Detailed sausage recipes and instructions are provided for making different types of sausages. The recipes cover the production of fresh sausages, smoked sausages, salamis, fermented sausages, liver and blood sausages, and hams.




					www.meatsandsausages.com


----------



## Omnivore (Nov 11, 2019)

You could try grinding up some mushrooms, they help with moisture and texture. Already looks good though!


----------



## bradger (Nov 11, 2019)

Omnivore said:


> You could try grinding up some mushrooms, they help with moisture and texture. Already looks good though!



i will have to try it next time


----------



## PolishDeli (Nov 11, 2019)

Looks like a success to me.

I’ve never heard of Boca crumples but I’m pretty sure what you have there is regular ‘ol TVP.
Since you aren’t putting this into a casing, you can spice the stuff however you want and not worry about binding. If you do try casing it, you’ll need gums, starches, and fake-lard emulsion.

TVP is pretty versatile as a ground meat replacement.  Marinara meat(less) sauce, tacos, sloppy joes, Italian sausage pizza topping, etc, ... 
Follow the link posted by 

 DanMcG
, and pick any one of the fresh sausage recipes to get a spice list.

Re-hydrate with vegetable stock for extra flavor.  If it’s missing fat, add vegetable shortening.  
O
 Omnivore
 is correct about mushrooms.


----------



## chef jimmyj (Nov 11, 2019)

Minced Sauteed Mushrooms add moisture and Umami. For binding Vegan Burgers...JJ


----------



## dirtsailor2003 (Nov 14, 2019)

Well since I cook for my ex-vegetarian wife who requests vegetarian dishes I have run a muck with veggie burgers, sausages, crumble, etc. 

As mentioned mushrooms are a good addition. Cauliflower is another good option.
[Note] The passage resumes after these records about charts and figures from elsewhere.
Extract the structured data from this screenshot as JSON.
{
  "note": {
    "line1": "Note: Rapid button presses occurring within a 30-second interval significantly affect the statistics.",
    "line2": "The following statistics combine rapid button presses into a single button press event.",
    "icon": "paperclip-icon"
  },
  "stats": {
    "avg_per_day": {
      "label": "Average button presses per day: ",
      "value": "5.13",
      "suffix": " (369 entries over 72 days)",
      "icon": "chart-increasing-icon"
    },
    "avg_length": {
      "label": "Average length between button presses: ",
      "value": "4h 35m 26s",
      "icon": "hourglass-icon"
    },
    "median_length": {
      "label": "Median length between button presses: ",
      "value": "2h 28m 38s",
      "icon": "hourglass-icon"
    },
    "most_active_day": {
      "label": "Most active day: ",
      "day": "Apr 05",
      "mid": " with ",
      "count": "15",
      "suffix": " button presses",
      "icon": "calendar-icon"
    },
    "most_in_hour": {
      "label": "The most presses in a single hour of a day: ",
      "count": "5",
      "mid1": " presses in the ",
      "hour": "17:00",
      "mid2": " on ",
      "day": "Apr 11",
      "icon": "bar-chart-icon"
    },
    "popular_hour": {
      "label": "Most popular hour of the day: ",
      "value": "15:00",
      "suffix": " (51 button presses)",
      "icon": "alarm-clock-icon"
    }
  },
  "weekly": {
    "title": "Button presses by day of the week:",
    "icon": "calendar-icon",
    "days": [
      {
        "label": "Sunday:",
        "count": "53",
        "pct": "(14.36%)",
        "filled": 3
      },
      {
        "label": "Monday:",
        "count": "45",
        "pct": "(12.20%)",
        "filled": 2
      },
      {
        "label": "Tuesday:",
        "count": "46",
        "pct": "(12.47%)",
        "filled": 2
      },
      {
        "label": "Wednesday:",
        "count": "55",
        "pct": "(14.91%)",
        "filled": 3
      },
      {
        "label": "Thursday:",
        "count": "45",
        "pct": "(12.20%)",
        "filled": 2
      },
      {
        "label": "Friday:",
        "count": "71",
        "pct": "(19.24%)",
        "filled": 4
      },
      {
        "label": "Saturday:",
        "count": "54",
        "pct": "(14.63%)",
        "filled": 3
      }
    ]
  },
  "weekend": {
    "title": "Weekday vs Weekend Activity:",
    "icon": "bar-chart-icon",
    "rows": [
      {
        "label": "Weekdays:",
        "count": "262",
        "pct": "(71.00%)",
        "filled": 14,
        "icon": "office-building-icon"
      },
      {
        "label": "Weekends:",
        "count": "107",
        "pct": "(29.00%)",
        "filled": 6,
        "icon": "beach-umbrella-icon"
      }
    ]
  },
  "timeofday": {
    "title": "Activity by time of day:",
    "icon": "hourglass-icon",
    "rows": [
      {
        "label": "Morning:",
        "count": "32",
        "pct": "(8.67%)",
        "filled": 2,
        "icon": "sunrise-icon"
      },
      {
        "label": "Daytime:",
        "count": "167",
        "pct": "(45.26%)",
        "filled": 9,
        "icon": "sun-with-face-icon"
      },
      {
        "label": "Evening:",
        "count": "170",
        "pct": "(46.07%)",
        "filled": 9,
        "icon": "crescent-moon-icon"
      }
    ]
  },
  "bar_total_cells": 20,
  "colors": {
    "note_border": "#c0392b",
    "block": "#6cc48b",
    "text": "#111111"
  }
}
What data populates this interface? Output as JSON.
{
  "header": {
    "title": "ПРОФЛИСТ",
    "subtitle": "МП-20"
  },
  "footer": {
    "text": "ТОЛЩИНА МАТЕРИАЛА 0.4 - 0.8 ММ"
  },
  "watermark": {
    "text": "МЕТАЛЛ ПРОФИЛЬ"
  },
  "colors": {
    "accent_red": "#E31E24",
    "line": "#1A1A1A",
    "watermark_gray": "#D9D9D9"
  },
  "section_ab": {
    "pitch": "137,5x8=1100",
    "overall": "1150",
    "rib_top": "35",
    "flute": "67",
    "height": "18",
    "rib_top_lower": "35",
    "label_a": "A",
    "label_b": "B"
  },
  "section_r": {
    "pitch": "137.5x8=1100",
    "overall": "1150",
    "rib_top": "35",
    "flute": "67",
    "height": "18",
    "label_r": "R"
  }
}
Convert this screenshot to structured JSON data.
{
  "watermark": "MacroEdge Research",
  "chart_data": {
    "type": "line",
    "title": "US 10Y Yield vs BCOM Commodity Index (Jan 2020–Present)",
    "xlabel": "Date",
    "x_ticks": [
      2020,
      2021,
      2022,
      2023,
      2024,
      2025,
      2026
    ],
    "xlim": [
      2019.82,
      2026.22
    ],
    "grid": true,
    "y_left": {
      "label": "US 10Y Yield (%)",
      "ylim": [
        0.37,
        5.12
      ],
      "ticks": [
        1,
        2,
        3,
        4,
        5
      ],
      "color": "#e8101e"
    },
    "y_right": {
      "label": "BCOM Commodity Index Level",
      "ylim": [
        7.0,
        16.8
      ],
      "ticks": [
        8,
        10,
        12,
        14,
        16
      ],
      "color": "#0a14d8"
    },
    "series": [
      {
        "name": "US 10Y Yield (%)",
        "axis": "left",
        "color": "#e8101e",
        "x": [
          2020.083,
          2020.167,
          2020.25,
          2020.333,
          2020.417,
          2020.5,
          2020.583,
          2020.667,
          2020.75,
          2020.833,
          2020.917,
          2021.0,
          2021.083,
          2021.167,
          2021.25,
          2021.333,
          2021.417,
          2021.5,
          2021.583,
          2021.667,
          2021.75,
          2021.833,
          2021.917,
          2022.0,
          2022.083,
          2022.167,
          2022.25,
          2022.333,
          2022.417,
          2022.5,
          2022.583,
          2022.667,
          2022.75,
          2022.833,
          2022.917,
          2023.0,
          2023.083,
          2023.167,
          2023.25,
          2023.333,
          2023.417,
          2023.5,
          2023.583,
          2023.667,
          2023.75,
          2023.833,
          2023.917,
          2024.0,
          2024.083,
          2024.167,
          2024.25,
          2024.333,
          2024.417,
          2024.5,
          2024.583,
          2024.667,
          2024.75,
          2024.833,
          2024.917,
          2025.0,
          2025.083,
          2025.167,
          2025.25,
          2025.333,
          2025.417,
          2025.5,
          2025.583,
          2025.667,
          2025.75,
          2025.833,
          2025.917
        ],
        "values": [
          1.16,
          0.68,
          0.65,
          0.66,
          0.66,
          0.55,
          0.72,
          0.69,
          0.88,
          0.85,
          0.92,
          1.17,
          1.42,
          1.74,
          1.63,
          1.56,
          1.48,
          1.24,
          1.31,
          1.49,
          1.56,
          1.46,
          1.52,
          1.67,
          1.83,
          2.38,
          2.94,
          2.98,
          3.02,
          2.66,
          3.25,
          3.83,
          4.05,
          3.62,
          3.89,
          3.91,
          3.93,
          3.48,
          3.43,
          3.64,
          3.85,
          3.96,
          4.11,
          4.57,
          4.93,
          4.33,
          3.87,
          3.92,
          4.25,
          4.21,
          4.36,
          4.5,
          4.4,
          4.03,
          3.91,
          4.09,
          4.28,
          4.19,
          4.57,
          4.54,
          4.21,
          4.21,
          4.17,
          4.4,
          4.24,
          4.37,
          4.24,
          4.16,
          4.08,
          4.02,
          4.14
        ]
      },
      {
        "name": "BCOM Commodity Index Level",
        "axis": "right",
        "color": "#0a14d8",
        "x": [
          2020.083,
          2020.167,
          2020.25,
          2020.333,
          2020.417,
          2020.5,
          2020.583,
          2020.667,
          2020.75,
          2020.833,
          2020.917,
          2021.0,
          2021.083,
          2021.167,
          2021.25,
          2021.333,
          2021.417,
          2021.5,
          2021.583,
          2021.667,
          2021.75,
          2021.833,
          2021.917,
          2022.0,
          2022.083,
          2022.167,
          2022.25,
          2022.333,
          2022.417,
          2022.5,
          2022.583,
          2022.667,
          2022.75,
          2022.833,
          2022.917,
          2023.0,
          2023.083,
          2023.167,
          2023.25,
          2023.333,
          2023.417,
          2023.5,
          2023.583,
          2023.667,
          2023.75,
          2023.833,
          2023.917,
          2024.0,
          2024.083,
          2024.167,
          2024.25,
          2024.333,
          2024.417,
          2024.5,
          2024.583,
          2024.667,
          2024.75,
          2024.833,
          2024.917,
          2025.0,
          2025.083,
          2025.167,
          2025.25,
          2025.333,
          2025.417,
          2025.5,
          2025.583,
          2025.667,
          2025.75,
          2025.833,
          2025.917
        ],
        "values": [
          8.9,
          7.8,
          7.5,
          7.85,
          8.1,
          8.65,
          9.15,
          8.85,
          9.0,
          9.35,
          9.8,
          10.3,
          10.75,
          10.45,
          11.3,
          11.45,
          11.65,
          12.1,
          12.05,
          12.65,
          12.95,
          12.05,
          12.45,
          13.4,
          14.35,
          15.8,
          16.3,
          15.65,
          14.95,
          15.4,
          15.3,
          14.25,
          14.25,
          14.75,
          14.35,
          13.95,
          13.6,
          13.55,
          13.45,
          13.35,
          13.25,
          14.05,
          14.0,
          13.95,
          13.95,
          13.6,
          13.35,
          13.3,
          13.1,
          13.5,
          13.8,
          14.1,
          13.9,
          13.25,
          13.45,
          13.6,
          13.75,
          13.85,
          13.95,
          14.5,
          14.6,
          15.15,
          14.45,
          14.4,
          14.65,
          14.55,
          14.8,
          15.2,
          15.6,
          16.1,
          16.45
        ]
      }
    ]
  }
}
Nuts can help (walnuts, pepitos, almonds) with texture. Cooked beans like chick peas or black beans are good choices. Cooked lentils can also be used.

Grating some of the ingredients  will give you better textures. Shrooms, cauliflower, carrots, onions. 

Beans and nuts are best lightly pulsed in a food processor.

Spices you can go all over the place with. I suggest you determine the dish you want to add the meatless concoction to then season accordingly. 

Baking the meatless mixture prior to using  is a must. It helps draw out moisture. Most recipes call for a 275-300 oven. Cooking for 1 hour stirring every 15 minutes. I use a baking sheet with parchment that I spray with PAM.

Here's a good start to get you some recipes to try: Vegan Crumbles


----------



## bradger (Nov 15, 2019)

thank you dirtsailor2003  i'll try that next time i make it, i had the crumbles already, wanted to enhance it.  maybe i can use a bread less stuffing recipe i had.


----------